A fairly simple way to arbitrate the hub would be to weight a hub request by the distance of from the cog's hub-slot. The weighting might look like this: Each column represents a cycle in the repeating sequence of 8 cycles. Each row represents a different cog. The weight pattern is offset by one cycle for each cog. Of all the cogs requesting the hub, the cog with the highest weight for the particular cycle will get the hub. A weight of 7 guarantees that the cog will get access during its hub slot if it needs it. The drawback of this scheme is that it doesn't factor in the length of time since the cog last used the hub.
To clarify my thoughts, having a scheme where you explicitly manage the hub access by pairing up cogs or some other explicit management seems wrong to me. It sounds error-prone and will definitely make reuse difficult for any code that uses it. If we're proposing hub access slot sharing, I prefer a hub access model where every cog is hungry. The only question then becomes: how to manage code that is designed to run in lock-step with hub access, explicitly relying on the 8 cycle delay for it's own timing?

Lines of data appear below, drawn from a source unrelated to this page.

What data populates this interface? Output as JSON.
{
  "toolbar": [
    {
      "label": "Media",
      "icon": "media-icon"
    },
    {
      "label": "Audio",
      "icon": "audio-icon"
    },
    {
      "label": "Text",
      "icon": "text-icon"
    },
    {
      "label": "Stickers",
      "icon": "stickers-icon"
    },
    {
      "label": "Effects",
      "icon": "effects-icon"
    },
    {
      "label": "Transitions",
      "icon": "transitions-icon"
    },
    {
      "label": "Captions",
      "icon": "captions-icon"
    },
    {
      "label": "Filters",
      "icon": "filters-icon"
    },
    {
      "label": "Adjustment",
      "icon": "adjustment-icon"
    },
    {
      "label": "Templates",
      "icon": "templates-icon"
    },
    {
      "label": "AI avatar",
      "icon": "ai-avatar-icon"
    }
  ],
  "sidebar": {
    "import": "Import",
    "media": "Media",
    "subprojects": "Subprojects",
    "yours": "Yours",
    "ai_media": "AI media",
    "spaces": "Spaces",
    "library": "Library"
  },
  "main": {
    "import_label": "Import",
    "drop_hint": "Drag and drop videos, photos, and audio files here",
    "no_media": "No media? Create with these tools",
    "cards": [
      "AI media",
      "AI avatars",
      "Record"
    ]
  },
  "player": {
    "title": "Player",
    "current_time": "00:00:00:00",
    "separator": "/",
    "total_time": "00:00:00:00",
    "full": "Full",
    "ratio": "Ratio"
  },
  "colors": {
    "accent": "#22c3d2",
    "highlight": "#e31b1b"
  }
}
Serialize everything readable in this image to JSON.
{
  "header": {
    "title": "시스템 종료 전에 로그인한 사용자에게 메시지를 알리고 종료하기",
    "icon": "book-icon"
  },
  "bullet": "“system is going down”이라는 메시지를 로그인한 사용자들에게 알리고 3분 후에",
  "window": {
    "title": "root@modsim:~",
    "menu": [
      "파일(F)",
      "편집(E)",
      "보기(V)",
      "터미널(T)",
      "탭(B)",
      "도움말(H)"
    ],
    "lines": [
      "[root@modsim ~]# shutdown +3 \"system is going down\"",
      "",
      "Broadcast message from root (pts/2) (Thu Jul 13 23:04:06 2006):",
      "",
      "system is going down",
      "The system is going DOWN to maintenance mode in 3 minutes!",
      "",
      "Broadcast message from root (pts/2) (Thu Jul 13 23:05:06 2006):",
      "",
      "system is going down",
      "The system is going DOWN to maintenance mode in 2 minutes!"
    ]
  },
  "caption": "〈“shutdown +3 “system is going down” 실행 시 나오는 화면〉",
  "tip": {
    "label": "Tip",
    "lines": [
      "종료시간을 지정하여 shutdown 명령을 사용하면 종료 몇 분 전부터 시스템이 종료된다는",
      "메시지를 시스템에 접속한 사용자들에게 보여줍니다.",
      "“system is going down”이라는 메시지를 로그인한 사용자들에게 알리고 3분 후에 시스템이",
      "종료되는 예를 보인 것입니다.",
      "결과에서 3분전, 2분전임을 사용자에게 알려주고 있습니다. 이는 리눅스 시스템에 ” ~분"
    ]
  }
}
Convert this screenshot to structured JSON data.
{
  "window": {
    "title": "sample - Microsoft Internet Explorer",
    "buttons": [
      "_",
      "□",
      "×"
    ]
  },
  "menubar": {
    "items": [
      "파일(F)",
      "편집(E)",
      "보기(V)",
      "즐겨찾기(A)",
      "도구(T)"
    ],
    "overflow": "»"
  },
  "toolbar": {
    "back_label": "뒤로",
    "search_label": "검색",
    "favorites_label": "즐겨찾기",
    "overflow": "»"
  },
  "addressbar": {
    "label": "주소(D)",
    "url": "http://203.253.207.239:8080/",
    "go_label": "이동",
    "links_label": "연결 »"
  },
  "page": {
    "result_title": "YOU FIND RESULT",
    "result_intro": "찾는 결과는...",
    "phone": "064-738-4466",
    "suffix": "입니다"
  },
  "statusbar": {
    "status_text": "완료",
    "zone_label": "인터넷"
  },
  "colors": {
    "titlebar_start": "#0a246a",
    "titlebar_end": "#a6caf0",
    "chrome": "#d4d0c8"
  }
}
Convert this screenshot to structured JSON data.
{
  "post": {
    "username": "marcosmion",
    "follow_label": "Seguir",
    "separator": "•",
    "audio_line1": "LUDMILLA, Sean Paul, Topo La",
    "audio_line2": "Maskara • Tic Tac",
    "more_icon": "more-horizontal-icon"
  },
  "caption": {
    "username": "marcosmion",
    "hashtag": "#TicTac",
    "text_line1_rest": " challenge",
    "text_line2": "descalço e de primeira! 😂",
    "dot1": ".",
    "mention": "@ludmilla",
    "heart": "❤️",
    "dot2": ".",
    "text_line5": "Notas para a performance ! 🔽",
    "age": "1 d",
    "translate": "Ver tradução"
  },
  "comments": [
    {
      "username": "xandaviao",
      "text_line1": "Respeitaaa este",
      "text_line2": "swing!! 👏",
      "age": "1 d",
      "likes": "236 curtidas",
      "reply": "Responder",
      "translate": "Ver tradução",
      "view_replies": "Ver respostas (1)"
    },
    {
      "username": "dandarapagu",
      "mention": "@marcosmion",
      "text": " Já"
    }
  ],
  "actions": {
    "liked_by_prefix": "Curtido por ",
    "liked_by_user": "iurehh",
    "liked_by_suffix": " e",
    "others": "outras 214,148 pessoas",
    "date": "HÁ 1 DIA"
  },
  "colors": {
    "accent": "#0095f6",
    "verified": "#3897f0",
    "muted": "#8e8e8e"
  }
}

I like Dave's hub access matrix listed above, it's a good, clear statement of the logic. It makes it clear what cog will have precedence at any given hub cycle.
I can see a case for paired cogs (deterministic 4 cycle access) however anything more than that becomes more complex than we need for P2, and should be left for P2.1+
In my opinion, any "prioritizing" complicates things too much. Two classes of cogs - deterministic hub access (8 cycles and perhaps 4 with pairs), and other cogs that can use early/more frequent hub access to reduce latency (green recycling cogs) is enough for now.
Edit:
"Hungry" or "Green" CANNOT affect cogs that expect to run in lock-step with the hub every eight clocks, as that is the normal & default behaviour.
Only cogs that don't need that determinism, and want a chance at recycling hub slots that would otherwise go unused in order to decrease latency for hub access would ask for "recycled" slots.
Prediction:
1) High bandwidth driver (HD etc) will use the fully deterministic access with RDWIDE as that can already maximize hub bandwidth and is predictable.
2) Compiled code and virtual machines will use "GREEN" mode to run faster and partially work around the limits of a single dcache line
And...
Gets us to individually setting the hungry mode per COG, with the assumption that we know it gets X cycles minimum. You could flag all the cogs, or just one, etc...
if timing needs to be explicit, then the developer can mark it not hungry, or use other means to establish the timing if the program would fail when granted more HUB cycles than it would get under strict round robin.
Completely agreed. This discussion is a lot like the tasking one. We talked about a ton of stuff, all of which boiled down to a couple of key features in the silicon.
Just this one addition would leave the rest of COG coordination in software where it should be. And code that needs or is written to it's share of cycles will always get them.